San Gimignano najlepiej zwiedzać wcześnie rano, lub pod wieczór gdy turystów jest trochę mniej. Warto pamiętać, że większość restauracji zamyka swoją kuchnię przed godziną 22:00, potem serwowane jest jedynie picie oraz małe przekąski. Będąc w San Gimignano koniecznie spróbujmy znakomitego wina z wieloletnią tradycją – Vernaccia di San Gimignano, pierwsze winnice powstawały już w XIII wieku, obecnie za produkcję wina odpowiada konsorcjum Consorzio della Vernaccia.
II. Monteriggioni
Niewielkie miasteczko usytuowane na toskańskim wzgórzu, inaczej mówiąc mini twierdza z murami i czternastoma wieżami obronnymi. Odrazu po przekroczeniu bramy wchodzimy na jedyny główny plac tzw. Piazza Roma z centralnie położoną studnią charakterystyczną dla tamtego okresu, tu znajduje się również kościół Santa Maria Assunta. Na placu tym warto skosztować wspaniałego toskańskiego jedzenia w restauracji Antico Travaglio . Restauracja ta oferuje zarówno dania na zimno np. duży talerz regionalnych serów, mięs, warzyw jak i pyszne pasty w różnych rodzajach (tutaj można zasmakować wyjątkowej wołowiny tzw. chianiny). Naprawdę polecam wszystkim to miejsce, niestety trudno jest znaleźć wolny stolik (istnieje możliwość rezerwacji zarówno poprzez aplikacje TripAdvisor jak i telefonicznie).
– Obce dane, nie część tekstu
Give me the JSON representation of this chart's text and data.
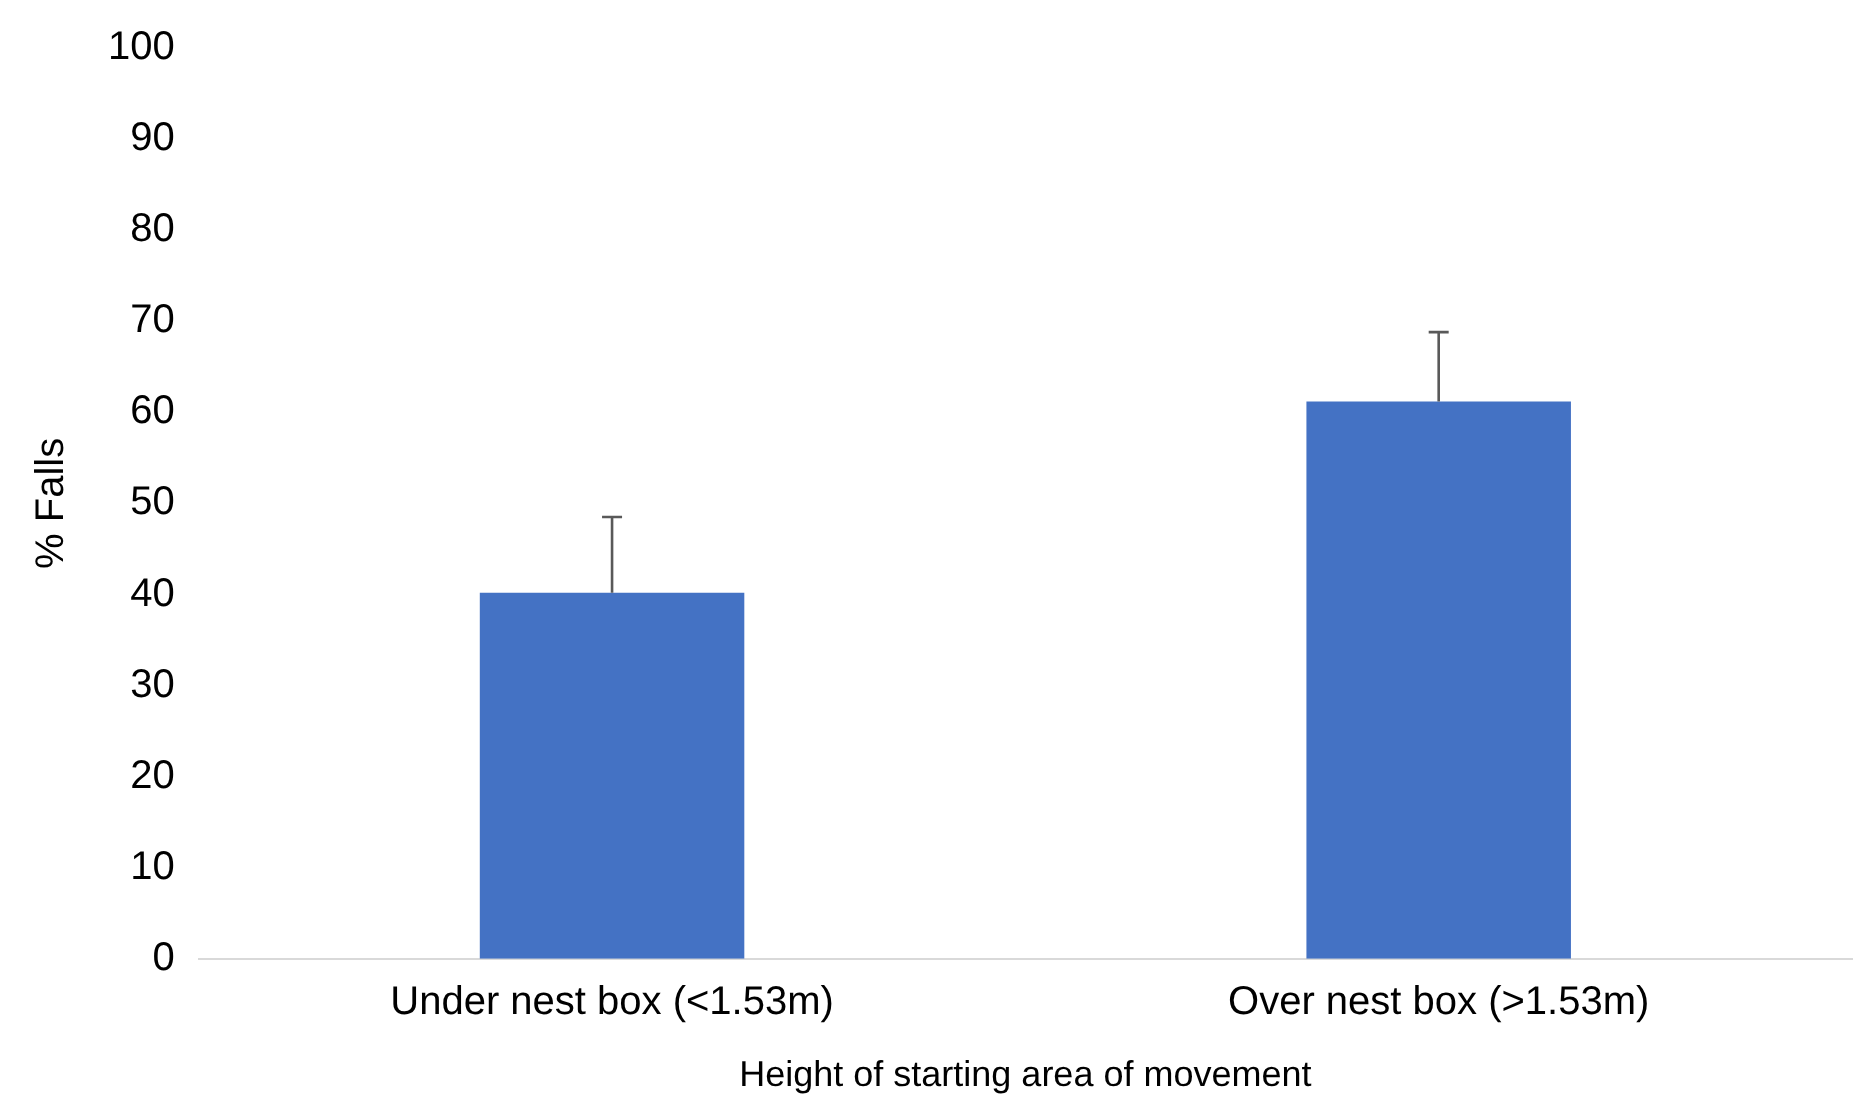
{
  "chart_data": {
    "type": "bar",
    "xlabel": "Height of starting area of movement",
    "ylabel": "% Falls",
    "categories": [
      "Under nest box (<1.53m)",
      "Over nest box (>1.53m)"
    ],
    "values": [
      40.2,
      61.2
    ],
    "color": "#4472c4",
    "errors": [
      [
        40.2,
        48.5
      ],
      [
        61.2,
        68.8
      ]
    ],
    "ylim": [
      0,
      100
    ],
    "yticks": [
      0,
      10,
      20,
      30,
      40,
      50,
      60,
      70,
      80,
      90,
      100
    ],
    "grid": false,
    "legend": false
  }
}
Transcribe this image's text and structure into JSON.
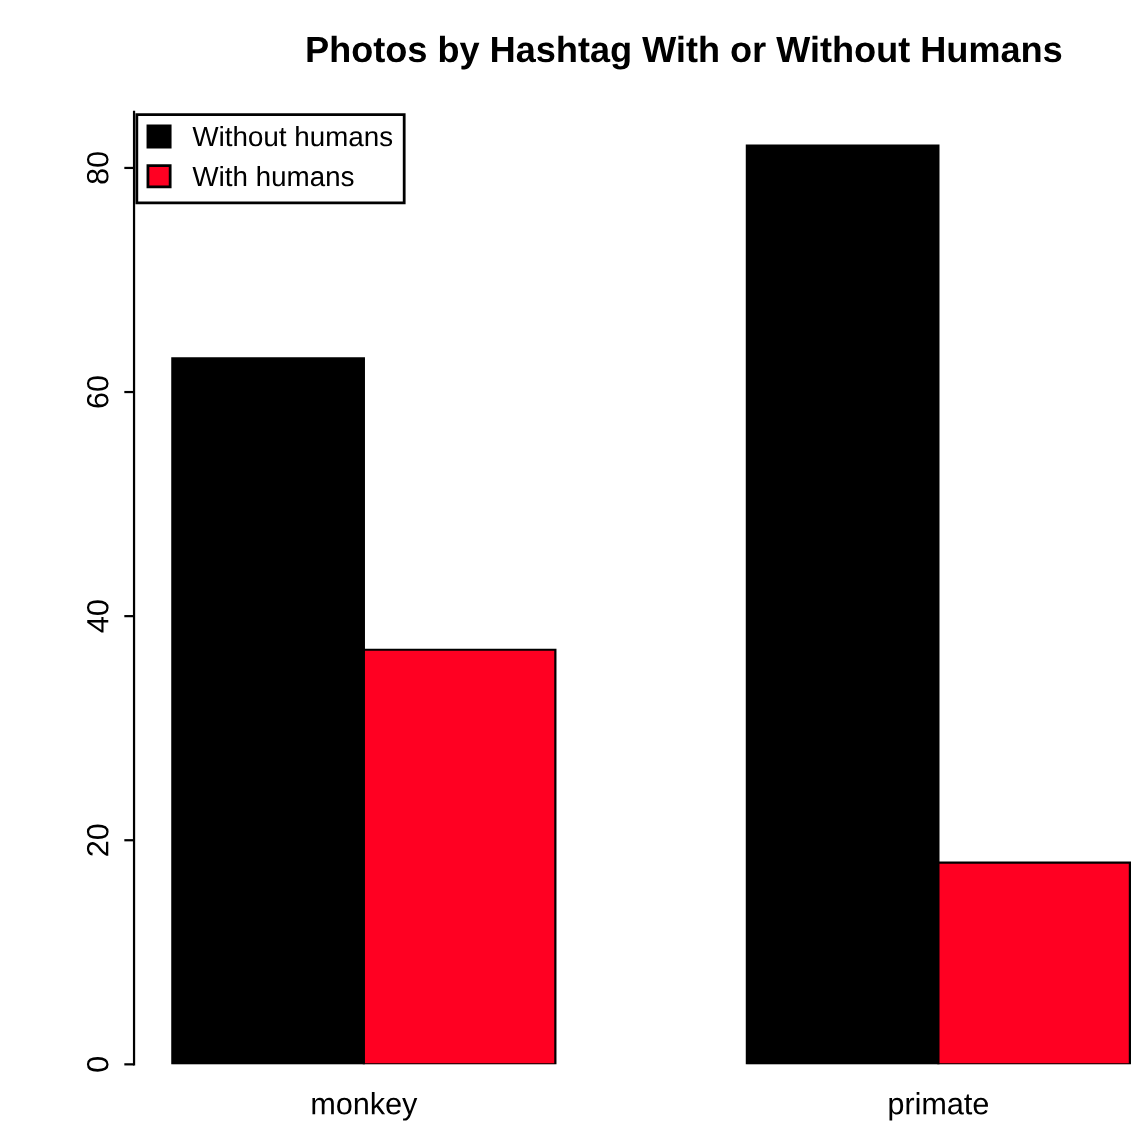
{
  "chart_data": {
    "type": "bar",
    "title": "Photos by Hashtag With or Without Humans",
    "categories": [
      "monkey",
      "primate"
    ],
    "series": [
      {
        "name": "Without humans",
        "color": "#000000",
        "values": [
          63,
          82
        ]
      },
      {
        "name": "With humans",
        "color": "#ff0022",
        "values": [
          37,
          18
        ]
      }
    ],
    "ylim": [
      0,
      85
    ],
    "yticks": [
      0,
      20,
      40,
      60,
      80
    ],
    "legend": "top left",
    "grid": false
  }
}
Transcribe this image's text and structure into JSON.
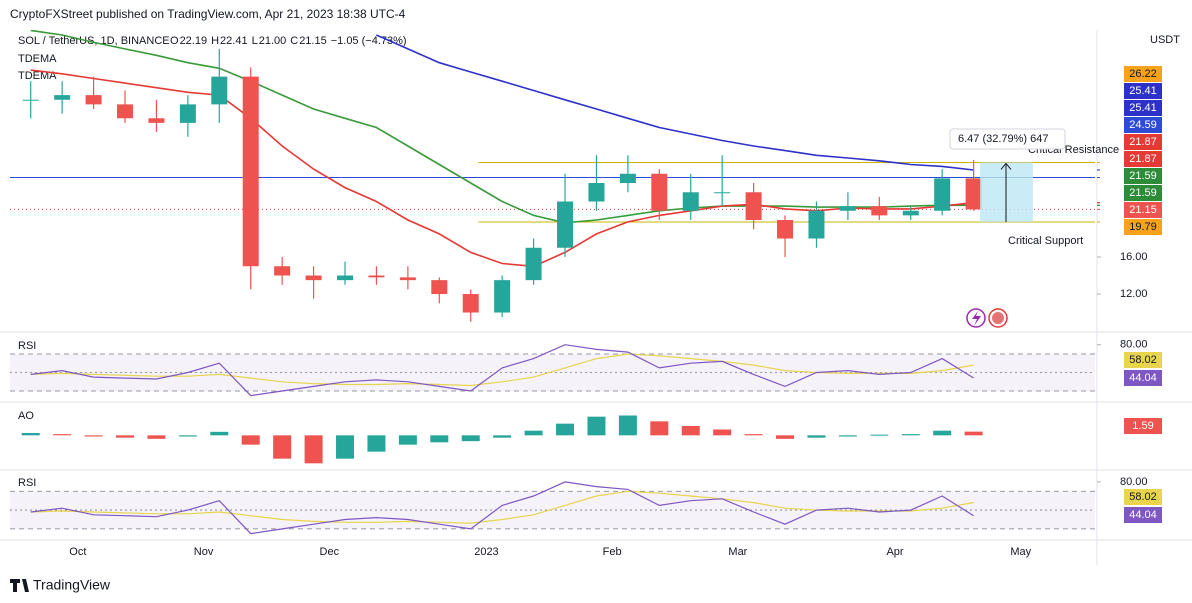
{
  "header": {
    "text": "CryptoFXStreet published on TradingView.com, Apr 21, 2023 18:38 UTC-4"
  },
  "legend": {
    "symbol": "SOL / TetherUS, 1D, BINANCE",
    "ohlc": [
      {
        "label": "O",
        "value": "22.19"
      },
      {
        "label": "H",
        "value": "22.41"
      },
      {
        "label": "L",
        "value": "21.00"
      },
      {
        "label": "C",
        "value": "21.15"
      }
    ],
    "change": "−1.05 (−4.73%)",
    "indicators": [
      "TDEMA",
      "TDEMA"
    ]
  },
  "currency": "USDT",
  "footer": {
    "brand": "TradingView"
  },
  "chart_data": {
    "type": "candlestick",
    "categories": [
      null,
      null,
      "Oct",
      null,
      null,
      null,
      "Nov",
      null,
      null,
      null,
      "Dec",
      null,
      null,
      null,
      null,
      "2023",
      null,
      null,
      null,
      "Feb",
      null,
      null,
      null,
      "Mar",
      null,
      null,
      null,
      null,
      "Apr",
      null,
      null,
      null,
      "May",
      null
    ],
    "open": [
      33,
      33,
      33.5,
      32.5,
      31,
      30.5,
      32.5,
      35.5,
      15,
      14,
      13.5,
      14,
      13.8,
      13.5,
      12,
      10,
      13.5,
      17,
      22,
      24,
      25,
      21,
      23,
      23,
      20,
      18,
      21,
      21.5,
      20.5,
      21,
      24.5,
      null,
      null,
      null
    ],
    "high": [
      35,
      35,
      35.5,
      34,
      33,
      33.5,
      38.5,
      36.5,
      16,
      15,
      15.5,
      15,
      15,
      13.8,
      12.5,
      14,
      18,
      25,
      27,
      27,
      25.5,
      25,
      27,
      24,
      20.5,
      22,
      23,
      22.5,
      21.5,
      25.5,
      26.5,
      null,
      null,
      null
    ],
    "low": [
      31,
      31.5,
      32,
      30.5,
      29.5,
      29,
      30.5,
      12.5,
      13,
      11.5,
      13,
      13,
      12.5,
      11,
      9,
      9.5,
      13,
      16,
      21,
      23,
      20,
      20,
      21.5,
      19,
      16,
      17,
      20,
      20,
      20,
      20.5,
      21,
      null,
      null,
      null
    ],
    "close": [
      33,
      33.5,
      32.5,
      31,
      30.5,
      32.5,
      35.5,
      15,
      14,
      13.5,
      14,
      13.8,
      13.5,
      12,
      10,
      13.5,
      17,
      22,
      24,
      25,
      21,
      23,
      23,
      20,
      18,
      21,
      21.5,
      20.5,
      21,
      24.5,
      21.15,
      null,
      null,
      null
    ],
    "up_color": "#26a69a",
    "down_color": "#ef5350",
    "series": [
      {
        "color": "#2e31c9",
        "values": [
          null,
          null,
          null,
          null,
          null,
          null,
          null,
          null,
          null,
          null,
          null,
          40,
          38.5,
          37,
          36,
          35,
          34,
          33,
          32,
          31,
          30,
          29.3,
          28.6,
          28,
          27.5,
          27,
          26.7,
          26.4,
          26,
          25.8,
          25.41,
          null,
          null,
          null
        ]
      },
      {
        "color": "#3a9a3a",
        "values": [
          40.5,
          40,
          39.2,
          38.5,
          37.8,
          37,
          36.4,
          35,
          33.5,
          32,
          31,
          30,
          28,
          26,
          24,
          22,
          20.5,
          19.7,
          20,
          20.5,
          21,
          21.3,
          21.5,
          21.5,
          21.5,
          21.4,
          21.4,
          21.4,
          21.5,
          21.6,
          21.59,
          null,
          null,
          null
        ]
      },
      {
        "color": "#e53935",
        "values": [
          36.2,
          35.8,
          35.3,
          34.8,
          34.3,
          33.8,
          33.5,
          31,
          28,
          25.5,
          23.5,
          22,
          20,
          18.5,
          16.5,
          15.3,
          15,
          16.5,
          18.5,
          19.8,
          20.5,
          21,
          21.5,
          21.7,
          21.2,
          21,
          21.3,
          21.2,
          21.2,
          21.5,
          21.87,
          null,
          null,
          null
        ]
      }
    ],
    "ylim": [
      8.11,
      40.54
    ],
    "yticks": [
      {
        "value": 12,
        "label": "12.00"
      },
      {
        "value": 16,
        "label": "16.00"
      }
    ],
    "levels": [
      {
        "value": 26.22,
        "color": "#c9b500",
        "style": "solid"
      },
      {
        "value": 19.79,
        "color": "#c9b500",
        "style": "solid"
      },
      {
        "value": 24.59,
        "color": "#2e4bd6",
        "style": "solid"
      },
      {
        "value": 21.15,
        "color": "#e53935",
        "style": "dotted"
      }
    ],
    "price_badges": [
      {
        "value": 26.22,
        "color": "#f7a21b"
      },
      {
        "value": 25.41,
        "color": "#2e31c9"
      },
      {
        "value": 25.41,
        "color": "#2e31c9"
      },
      {
        "value": 24.59,
        "color": "#2e4bd6"
      },
      {
        "value": 21.87,
        "color": "#e53935"
      },
      {
        "value": 21.87,
        "color": "#e53935"
      },
      {
        "value": 21.59,
        "color": "#2e8b3a"
      },
      {
        "value": 21.59,
        "color": "#2e8b3a"
      },
      {
        "value": 21.15,
        "color": "#ef5350"
      },
      {
        "value": 19.79,
        "color": "#f7a21b"
      }
    ],
    "annotations": {
      "measure": "6.47 (32.79%) 647",
      "resistance": "Critical Resistance",
      "support": "Critical Support"
    }
  },
  "panels": [
    {
      "type": "rsi",
      "name": "RSI",
      "ylim": [
        20.3,
        90.5
      ],
      "yticks": [
        {
          "value": 80,
          "label": "80.00"
        }
      ],
      "levels": [
        70,
        50,
        30
      ],
      "values": [
        48,
        52,
        45,
        44,
        43,
        50,
        60,
        25,
        30,
        35,
        40,
        42,
        40,
        35,
        30,
        55,
        65,
        80,
        75,
        72,
        55,
        60,
        62,
        48,
        35,
        50,
        52,
        48,
        50,
        65,
        44.04,
        null,
        null,
        null
      ],
      "ma": [
        48,
        49,
        48,
        47,
        46,
        46,
        48,
        44,
        40,
        38,
        37,
        37,
        38,
        37,
        36,
        40,
        45,
        55,
        65,
        70,
        68,
        65,
        62,
        58,
        52,
        50,
        49,
        49,
        49,
        52,
        58.02,
        null,
        null,
        null
      ],
      "color": "#7e57c2",
      "ma_color": "#e8d44d"
    },
    {
      "type": "ao",
      "name": "AO",
      "ylim": [
        -14,
        13
      ],
      "values": [
        1,
        0.5,
        -0.5,
        -1,
        -1.5,
        -0.5,
        1.5,
        -4,
        -10,
        -12,
        -10,
        -7,
        -4,
        -3,
        -2.5,
        -1,
        2,
        5,
        8,
        8.5,
        6,
        4,
        2.5,
        0.5,
        -1.5,
        -1,
        -0.5,
        0.3,
        0.5,
        2,
        1.59,
        null,
        null,
        null
      ],
      "up_color": "#26a69a",
      "down_color": "#ef5350"
    },
    {
      "type": "rsi",
      "name": "RSI",
      "ylim": [
        20.3,
        90.5
      ],
      "yticks": [
        {
          "value": 80,
          "label": "80.00"
        }
      ],
      "levels": [
        70,
        50,
        30
      ],
      "values": [
        48,
        52,
        45,
        44,
        43,
        50,
        60,
        25,
        30,
        35,
        40,
        42,
        40,
        35,
        30,
        55,
        65,
        80,
        75,
        72,
        55,
        60,
        62,
        48,
        35,
        50,
        52,
        48,
        50,
        65,
        44.04,
        null,
        null,
        null
      ],
      "ma": [
        48,
        49,
        48,
        47,
        46,
        46,
        48,
        44,
        40,
        38,
        37,
        37,
        38,
        37,
        36,
        40,
        45,
        55,
        65,
        70,
        68,
        65,
        62,
        58,
        52,
        50,
        49,
        49,
        49,
        52,
        58.02,
        null,
        null,
        null
      ],
      "color": "#7e57c2",
      "ma_color": "#e8d44d"
    }
  ]
}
Całe miasteczko jest tak małe, że można je zwiedzić w kilkanaście minut. Będąc w Monteriggioni warto przejść się murami dookoła, posiedzieć na głównym placu relaksując się piękną niezniszczoną, a co najważniejsze nie zmienioną zabudową od XIV wieku. Monteriggioni zastało wykorzystane przez producenta gier komputerowych Assassin’s Creed (wiernie odzwierciedlone całe miasto w grze), tutaj także promowali swoje auta tacy producenci jak – Fiat, Volvo i Citroen. W okresie letnim odbywają się w Monteriggioni różne festyny upamiętniające średniowieczne wydarzenia. Podczas mojego pobytu trafiłem na koncert gry na akordeonie, który zgromadził wielu mieszkańców okolicznych winnic i posiadłości.
III. Volterra
Miasto położone na wysokości 550 m n.p.m. założone przez Etrusków, otaczają je kamienne mury. Jest ono połączeniem tego co najlepsze, czyli takich miast jak Siena, San Gimignano oraz Montepulciano. Z tego miejsca rozpościera się wspaniały widok na Toskanie, szczególnie o zachodzie słońca. Aby dojechać do miasta trzeba pokonać naprawdę strome wzniesienia, auto najlepiej pozostawić na parkingu przy punkcie widokowym Via Porta all’Arco.
Volterre najlepiej zwiedzać po południu kiedy to włoskie trattorie zaczynają się powoli zapełniać, a wyroby z alabastru pięknie są podświetlone na sklepowych wystawach (Volterra słynie z produkcji alabstru). Główny plac miasta to Piazza dei Priori z Palazzo dei Priori – wybudowany w latach 1208 – 1257. Bardzo ciekawym miejscem oprócz wąskich i stromych uliczek oraz murów okalających miasto jest pozostałość po rzymskim amfiteatrze. Budowę amfiteatru rozpoczęto w I w. p.n.e., najlepszy widok z góry na amfiteatr jest z ulicy Via lungo le mura del Mandorlo. Volterra w ostatnich latach zasłynęła wśród młodzieży za sprawą książki „Saga Zmierzch”. Według burmistrza miasta taka forma reklamy mogła się źle skończyć dla Volterry (zatracenie prawdziwego średniowiecznego klimatu, zalew tandety w sklepach), jednak w mojej opinii Volterra nadal zasługuje na miano jednej z najładniejszych miejscowości Toskanii.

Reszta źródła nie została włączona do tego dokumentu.